SignWriting Unicode update and a path forward

Charles Butler chazzer3332000 at YAHOO.COM
Mon Dec 12 12:42:06 UTC 2011


I am curious, and this is only looking at the words you use. How is Chinese calligraphy encoded. There are, I believe, between 16 and 32 keystrokes to create a given character if it were to be decomposed. Could not something like that be applied to SignWriting? We have a larger character set, but composition would seem to be made of smaller parts into a larger whole. 

Charles Butler

chazzer3332000 at yahoo.com

240-764-5748

Clear writing moves business forward.

--- On Mon, 12/12/11, Steve Slevinski <slevin at SIGNPUDDLE.NET> wrote:

From: Steve Slevinski <slevin at SIGNPUDDLE.NET>
Subject: Re: SignWriting Unicode update and a path forward
To: SW-L at LISTSERV.VALENCIACOLLEGE.EDU
Date: Monday, December 12, 2011, 7:35 AM


  

    
  
  
    Hi Val,

    

    Terms:

    1) dynamic composition - building something from smaller parts.

    2) visual decomposition - breaking something down into smaller
    visual parts.

    3) syntactic decomposition -
    
    construction rules for identification.

    

    

    I've read a lot of the Unicode documents: official documents as
    primary, technical notes as secondary, and critics as third.  I've
    interacted with several types of Unicode people.  I believe I have a
    good understanding of what Unicode was in the past and what Unicode
    is now.

    

    I know what Unicode says on paper, but I don't know the inner circle
    of the committee process and I don't know the existing font
    technology.

    

    It is impossible to have a perfect solution for Unicode that
    satisfies every principle and ideal.  Any encoding process will
    begin with 1 major principle, and everything flows from that.

    

    The Unicode experts, from day 1, started from a different founding
    principle: they understood visual decomposition.  I tried to explain
    my syntactic decomposition, but was told it would never make it
    through committee.  

    

    For the past 2 years, I've had a series of compromises with the
    Unicode process.
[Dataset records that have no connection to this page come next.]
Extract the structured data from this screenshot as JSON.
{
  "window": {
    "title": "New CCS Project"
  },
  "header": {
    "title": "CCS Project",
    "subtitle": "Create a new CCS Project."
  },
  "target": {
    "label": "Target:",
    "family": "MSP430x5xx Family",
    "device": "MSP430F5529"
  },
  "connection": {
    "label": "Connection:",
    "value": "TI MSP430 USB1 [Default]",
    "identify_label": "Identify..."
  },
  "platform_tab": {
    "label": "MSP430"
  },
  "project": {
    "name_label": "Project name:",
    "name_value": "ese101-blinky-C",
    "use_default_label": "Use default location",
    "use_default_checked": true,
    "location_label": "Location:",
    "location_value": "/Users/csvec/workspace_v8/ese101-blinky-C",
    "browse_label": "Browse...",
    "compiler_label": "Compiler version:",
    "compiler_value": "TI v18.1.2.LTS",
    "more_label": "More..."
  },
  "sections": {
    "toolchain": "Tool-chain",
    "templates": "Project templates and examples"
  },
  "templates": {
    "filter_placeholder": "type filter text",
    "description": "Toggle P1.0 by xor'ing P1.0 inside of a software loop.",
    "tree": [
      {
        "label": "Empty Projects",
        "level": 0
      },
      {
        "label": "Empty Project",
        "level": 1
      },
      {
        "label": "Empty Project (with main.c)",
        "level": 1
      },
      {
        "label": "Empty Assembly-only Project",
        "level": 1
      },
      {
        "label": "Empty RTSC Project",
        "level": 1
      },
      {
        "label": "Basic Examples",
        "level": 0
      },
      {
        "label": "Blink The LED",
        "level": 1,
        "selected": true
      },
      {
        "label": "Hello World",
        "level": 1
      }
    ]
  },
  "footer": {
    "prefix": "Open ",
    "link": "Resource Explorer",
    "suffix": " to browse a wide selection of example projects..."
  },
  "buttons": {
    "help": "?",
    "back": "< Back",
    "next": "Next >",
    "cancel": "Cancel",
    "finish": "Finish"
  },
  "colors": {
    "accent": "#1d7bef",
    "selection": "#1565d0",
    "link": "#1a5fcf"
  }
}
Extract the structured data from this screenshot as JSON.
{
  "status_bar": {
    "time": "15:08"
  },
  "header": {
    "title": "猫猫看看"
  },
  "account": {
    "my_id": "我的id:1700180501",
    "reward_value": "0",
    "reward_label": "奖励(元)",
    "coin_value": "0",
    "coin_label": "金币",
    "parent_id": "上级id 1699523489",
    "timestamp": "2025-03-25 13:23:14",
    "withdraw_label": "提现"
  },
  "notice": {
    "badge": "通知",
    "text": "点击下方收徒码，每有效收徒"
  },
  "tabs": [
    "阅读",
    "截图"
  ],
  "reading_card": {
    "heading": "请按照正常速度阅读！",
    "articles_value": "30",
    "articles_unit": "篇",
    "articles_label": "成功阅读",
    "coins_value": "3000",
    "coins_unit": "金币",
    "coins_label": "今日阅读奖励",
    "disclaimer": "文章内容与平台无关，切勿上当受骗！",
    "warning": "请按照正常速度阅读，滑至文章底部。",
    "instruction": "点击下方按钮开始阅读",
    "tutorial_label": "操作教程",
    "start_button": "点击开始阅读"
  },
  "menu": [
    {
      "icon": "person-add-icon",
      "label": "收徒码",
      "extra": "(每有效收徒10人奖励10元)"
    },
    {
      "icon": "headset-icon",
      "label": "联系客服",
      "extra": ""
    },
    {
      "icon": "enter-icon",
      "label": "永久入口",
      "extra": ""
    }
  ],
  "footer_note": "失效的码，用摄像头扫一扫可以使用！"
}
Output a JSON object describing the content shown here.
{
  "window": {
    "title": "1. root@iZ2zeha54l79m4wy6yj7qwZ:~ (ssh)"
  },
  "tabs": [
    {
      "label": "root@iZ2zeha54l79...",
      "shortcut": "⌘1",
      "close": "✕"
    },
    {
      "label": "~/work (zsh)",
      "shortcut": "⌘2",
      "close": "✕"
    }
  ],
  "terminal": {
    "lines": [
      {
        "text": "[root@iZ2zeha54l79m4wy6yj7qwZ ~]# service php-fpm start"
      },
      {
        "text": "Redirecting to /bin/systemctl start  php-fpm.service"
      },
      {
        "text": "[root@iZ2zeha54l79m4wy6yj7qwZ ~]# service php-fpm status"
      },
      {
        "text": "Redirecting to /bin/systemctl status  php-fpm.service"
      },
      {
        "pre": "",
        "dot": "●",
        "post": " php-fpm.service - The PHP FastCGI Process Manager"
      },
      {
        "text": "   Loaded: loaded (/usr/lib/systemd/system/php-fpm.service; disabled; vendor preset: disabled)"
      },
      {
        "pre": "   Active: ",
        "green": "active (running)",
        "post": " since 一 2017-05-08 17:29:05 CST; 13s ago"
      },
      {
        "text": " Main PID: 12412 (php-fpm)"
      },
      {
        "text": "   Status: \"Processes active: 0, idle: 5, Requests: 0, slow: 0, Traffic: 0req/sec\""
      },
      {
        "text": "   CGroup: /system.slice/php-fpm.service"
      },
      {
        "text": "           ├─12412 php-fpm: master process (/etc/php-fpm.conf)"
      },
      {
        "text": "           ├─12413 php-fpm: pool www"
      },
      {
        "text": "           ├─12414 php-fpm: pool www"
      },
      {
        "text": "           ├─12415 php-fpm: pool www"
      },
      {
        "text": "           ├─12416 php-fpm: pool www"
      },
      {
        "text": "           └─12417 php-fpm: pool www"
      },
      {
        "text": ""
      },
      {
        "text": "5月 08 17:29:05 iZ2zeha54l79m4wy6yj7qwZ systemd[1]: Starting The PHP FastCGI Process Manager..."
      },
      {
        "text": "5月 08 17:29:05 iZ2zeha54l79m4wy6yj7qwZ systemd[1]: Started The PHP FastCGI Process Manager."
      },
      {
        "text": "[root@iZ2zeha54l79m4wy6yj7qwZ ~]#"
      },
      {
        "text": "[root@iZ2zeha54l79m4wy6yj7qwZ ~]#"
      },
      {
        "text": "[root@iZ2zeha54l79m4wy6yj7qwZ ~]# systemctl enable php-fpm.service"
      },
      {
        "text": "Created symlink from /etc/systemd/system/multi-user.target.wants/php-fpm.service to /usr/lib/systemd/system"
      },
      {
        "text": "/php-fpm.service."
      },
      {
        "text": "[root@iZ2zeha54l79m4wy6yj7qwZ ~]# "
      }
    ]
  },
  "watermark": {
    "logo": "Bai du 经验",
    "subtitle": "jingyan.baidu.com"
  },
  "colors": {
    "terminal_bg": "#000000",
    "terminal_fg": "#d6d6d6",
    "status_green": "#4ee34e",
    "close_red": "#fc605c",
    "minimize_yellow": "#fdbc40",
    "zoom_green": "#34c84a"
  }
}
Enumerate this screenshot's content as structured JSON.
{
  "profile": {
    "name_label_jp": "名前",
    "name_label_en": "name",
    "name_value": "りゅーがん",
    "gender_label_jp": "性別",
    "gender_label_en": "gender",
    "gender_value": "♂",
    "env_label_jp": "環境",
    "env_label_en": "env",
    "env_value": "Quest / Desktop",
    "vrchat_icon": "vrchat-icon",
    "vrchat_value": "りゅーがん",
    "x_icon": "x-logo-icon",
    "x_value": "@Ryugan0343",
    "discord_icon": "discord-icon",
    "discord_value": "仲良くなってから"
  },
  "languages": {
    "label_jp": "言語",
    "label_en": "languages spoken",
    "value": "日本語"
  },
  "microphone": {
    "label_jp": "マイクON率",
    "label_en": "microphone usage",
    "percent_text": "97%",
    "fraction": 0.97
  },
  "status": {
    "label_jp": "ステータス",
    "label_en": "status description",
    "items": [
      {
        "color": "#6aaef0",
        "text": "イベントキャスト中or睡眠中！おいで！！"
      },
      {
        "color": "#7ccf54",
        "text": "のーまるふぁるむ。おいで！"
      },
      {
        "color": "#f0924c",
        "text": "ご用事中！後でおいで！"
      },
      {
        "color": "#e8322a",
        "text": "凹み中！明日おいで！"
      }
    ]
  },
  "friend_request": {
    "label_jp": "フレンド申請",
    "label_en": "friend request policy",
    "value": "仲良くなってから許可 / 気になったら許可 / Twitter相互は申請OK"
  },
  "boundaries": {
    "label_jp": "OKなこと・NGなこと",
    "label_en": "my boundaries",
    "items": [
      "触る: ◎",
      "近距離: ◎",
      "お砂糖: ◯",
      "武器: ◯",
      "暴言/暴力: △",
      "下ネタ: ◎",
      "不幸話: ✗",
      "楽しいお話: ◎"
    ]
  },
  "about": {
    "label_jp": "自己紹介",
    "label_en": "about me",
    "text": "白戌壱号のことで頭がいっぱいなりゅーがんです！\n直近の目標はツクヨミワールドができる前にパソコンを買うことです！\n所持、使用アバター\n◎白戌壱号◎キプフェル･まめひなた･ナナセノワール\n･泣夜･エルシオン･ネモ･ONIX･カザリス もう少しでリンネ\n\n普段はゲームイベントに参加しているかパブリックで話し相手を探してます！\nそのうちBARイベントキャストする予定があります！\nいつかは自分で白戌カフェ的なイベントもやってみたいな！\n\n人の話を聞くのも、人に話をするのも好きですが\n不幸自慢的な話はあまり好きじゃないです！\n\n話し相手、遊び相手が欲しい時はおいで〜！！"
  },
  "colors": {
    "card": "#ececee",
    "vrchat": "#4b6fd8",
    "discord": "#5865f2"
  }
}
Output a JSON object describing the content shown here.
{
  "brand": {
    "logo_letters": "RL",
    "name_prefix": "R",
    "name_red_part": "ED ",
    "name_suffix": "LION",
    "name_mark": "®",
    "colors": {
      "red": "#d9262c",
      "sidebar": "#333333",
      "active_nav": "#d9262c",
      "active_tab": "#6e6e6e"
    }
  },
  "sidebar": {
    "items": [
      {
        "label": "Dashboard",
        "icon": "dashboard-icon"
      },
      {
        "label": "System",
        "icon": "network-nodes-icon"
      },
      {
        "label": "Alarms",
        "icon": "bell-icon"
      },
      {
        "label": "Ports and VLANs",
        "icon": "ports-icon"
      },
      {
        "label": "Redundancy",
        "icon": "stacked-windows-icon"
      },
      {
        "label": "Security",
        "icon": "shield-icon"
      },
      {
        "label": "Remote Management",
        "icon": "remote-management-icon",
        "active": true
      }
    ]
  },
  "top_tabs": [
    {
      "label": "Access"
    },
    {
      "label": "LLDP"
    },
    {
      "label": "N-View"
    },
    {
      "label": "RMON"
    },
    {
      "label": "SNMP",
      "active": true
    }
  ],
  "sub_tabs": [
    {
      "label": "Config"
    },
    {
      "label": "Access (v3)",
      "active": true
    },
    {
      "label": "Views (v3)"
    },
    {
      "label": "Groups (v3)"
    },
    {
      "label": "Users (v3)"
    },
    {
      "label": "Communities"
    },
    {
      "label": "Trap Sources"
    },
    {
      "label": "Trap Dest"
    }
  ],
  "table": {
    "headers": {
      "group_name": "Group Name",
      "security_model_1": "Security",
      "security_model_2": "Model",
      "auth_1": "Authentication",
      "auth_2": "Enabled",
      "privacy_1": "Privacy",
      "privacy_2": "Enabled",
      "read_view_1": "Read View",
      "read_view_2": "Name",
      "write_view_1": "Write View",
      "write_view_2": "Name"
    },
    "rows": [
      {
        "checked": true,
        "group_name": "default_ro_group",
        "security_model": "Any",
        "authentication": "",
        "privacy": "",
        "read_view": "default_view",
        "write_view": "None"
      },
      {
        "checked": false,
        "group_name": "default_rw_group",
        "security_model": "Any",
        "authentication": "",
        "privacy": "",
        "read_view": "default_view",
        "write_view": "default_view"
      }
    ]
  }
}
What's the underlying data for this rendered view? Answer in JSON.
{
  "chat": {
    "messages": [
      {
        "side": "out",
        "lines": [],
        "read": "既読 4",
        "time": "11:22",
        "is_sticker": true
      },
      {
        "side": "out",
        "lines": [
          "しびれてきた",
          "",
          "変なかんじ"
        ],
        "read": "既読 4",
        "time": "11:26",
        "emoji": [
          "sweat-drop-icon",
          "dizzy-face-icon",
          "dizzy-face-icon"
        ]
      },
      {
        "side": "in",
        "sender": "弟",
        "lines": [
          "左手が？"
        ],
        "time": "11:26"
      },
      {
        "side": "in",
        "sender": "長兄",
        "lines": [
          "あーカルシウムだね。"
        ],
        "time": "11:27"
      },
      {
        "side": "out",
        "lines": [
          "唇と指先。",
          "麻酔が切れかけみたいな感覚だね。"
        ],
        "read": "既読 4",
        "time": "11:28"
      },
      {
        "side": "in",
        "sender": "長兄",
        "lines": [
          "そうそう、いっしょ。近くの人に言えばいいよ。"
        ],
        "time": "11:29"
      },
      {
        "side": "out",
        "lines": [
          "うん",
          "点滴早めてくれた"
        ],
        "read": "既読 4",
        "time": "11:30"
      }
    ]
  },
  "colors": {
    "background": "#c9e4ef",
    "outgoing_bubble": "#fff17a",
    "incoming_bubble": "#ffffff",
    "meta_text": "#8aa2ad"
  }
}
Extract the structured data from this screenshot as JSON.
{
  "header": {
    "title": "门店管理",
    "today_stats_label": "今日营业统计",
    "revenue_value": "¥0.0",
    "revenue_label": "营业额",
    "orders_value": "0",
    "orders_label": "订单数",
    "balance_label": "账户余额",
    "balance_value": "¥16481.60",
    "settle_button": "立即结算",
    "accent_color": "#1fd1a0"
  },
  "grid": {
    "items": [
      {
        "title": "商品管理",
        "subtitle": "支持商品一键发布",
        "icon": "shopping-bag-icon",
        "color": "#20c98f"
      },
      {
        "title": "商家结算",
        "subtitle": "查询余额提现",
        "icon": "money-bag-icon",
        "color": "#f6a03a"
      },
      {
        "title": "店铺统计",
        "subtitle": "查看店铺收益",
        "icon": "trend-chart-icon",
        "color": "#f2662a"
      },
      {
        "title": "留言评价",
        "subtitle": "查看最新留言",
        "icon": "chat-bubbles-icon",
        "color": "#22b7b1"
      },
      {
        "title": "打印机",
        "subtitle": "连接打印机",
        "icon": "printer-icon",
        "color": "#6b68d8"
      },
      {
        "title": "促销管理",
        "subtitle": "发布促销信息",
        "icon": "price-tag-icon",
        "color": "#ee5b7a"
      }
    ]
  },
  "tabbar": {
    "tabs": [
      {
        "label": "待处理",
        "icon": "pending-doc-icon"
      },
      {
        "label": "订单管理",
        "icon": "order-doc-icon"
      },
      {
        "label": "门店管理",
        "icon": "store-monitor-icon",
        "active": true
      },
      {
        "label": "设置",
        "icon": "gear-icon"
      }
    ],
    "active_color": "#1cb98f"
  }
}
I'm only happy about the first compromise.  We
    encode the symbols before the script.  This compromise still seems
    to be holding.

    

    The preliminary Proposal incorrectly explained the syntactic
    encoding design.  A committee member noticed the disparity and asked
    for clarification.  A problematic compromise was suggested and
    quickly adopted to continue the committee process.  Just last month,
    this compromise failed and there is no proposal design.

    

    For SignWriting in Unicode, the idea of visual decomposition is in
    the initial stages.  They have not met reality.  They do not have a
    font and they have not processed text.  I do not know how quickly
    their encoding will mature.  I'm assuming they'll have several
    intermediate phases, rather than just throw something together to
    submit in February.

    

    Visual decomposition may integrate well with existing font
    technologies, but visual decomposition is a subset of the higher
    Unicode principle of dynamic composition.